Cases have been rising in the UK as London Mayor Sadiq Khan revealed one in 30 Londoners now has COVID-19. He's also demanded that researchers ramp up their search for new variants as soon as possible.

It comes as the Centers for Disease Control and Prevention (CDC) says it has found no evidence of a new American strain, and health experts say the exponential rise in cases could be due to other reasons. 

"Based on scientific understanding of viruses, it is highly likely there are many variants evolving simultaneously across the globe," a spokesman told CNN in a statement.

"Additionally, there is a strong possibility there are variants in the United States; however, it could weeks or months to identify if there is a single variant of the virus that causes COVID-19 fueling the surge in the United States similar to the surge in the United Kingdom," he continued.

"To date, neither researchers nor analysts at CDC have seen the emergence of a particular variant in the United States as has been seen with the emergence of B.1.1.7 in the United Kingdom or B.1.351 in South Africa," he added.

According to officials, the idea was first floated by Dr. Deborah Birx, the coordinator of the White House Coronavirus Task Force. She discussed the current surge that is nearly twice the rate of infections seen in the spring and summer and wrote the remarks during a weekly report sent to state governors.

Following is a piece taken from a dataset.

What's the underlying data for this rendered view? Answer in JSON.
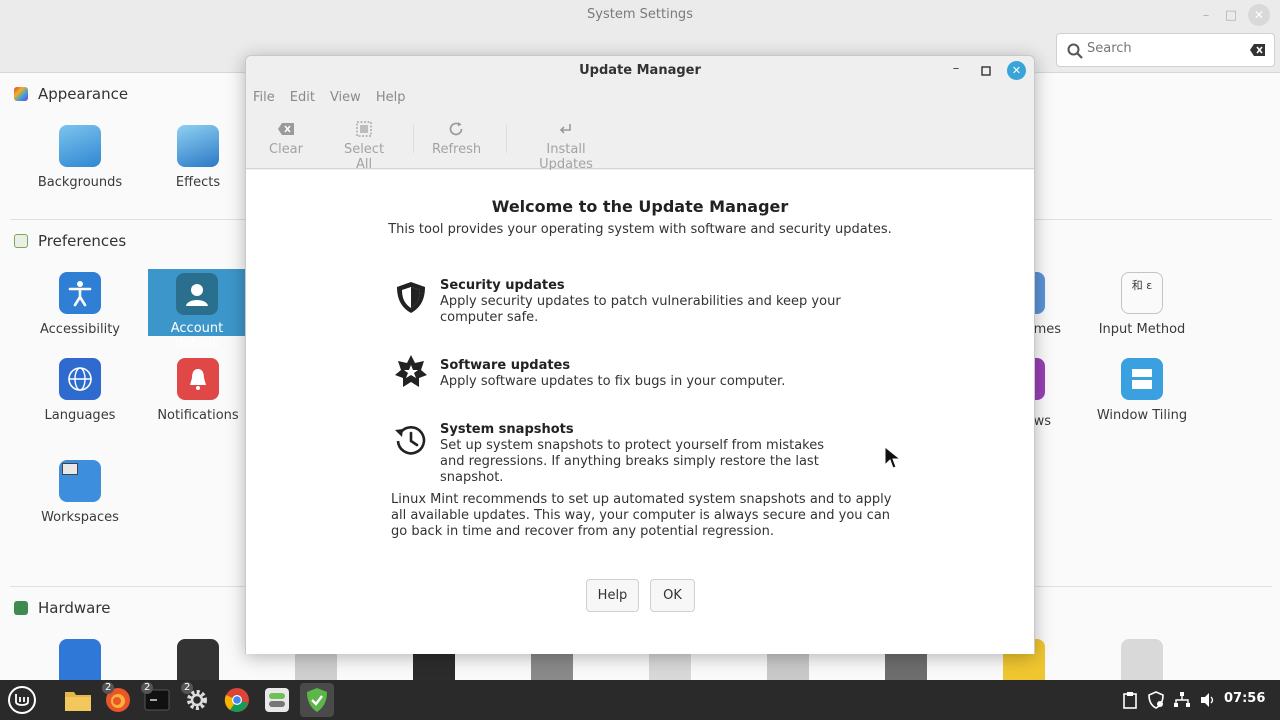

Birx speculated the increase in cases could be because a new, more infectious variant of the virus is circulating - in the same way that Britain has been shaken by the new B.1.1.7 strain   

"This fall/winter surge has been at nearly twice the rate of rise of cases as the spring and summer surges," the report read.

"This acceleration suggests there may be a USA variant that has evolved here, in addition to the UK variant that is already spreading in our communities and may be 50% more transmissible," it said, adding, "Aggressive mitigation must be used to match a more aggressive virus."

It is not immediately clear why the US issued a statement about a potential new strain in a report to governors.

Despite the lack of evidence, health experts cannot rule out the possibility of a new mutation - especially with the US hitting a new seven-day rolling average record for cases at 247,503 on Tuesday.

While there may be other factors fueling the rise, such as household gatherings and colder temperatures, some states do not have the ability to conduct genome sequencing.

This means the US cannot adequately detect and trace outbreaks that may be linked to a randomly mutated virus. 

In the US, the UK strain - B 1.1.7. - has infected at least 82 people in 10 states, according to a Daily Mail analysis of state and federal data. However, there are likely many more unreported or undetected cases.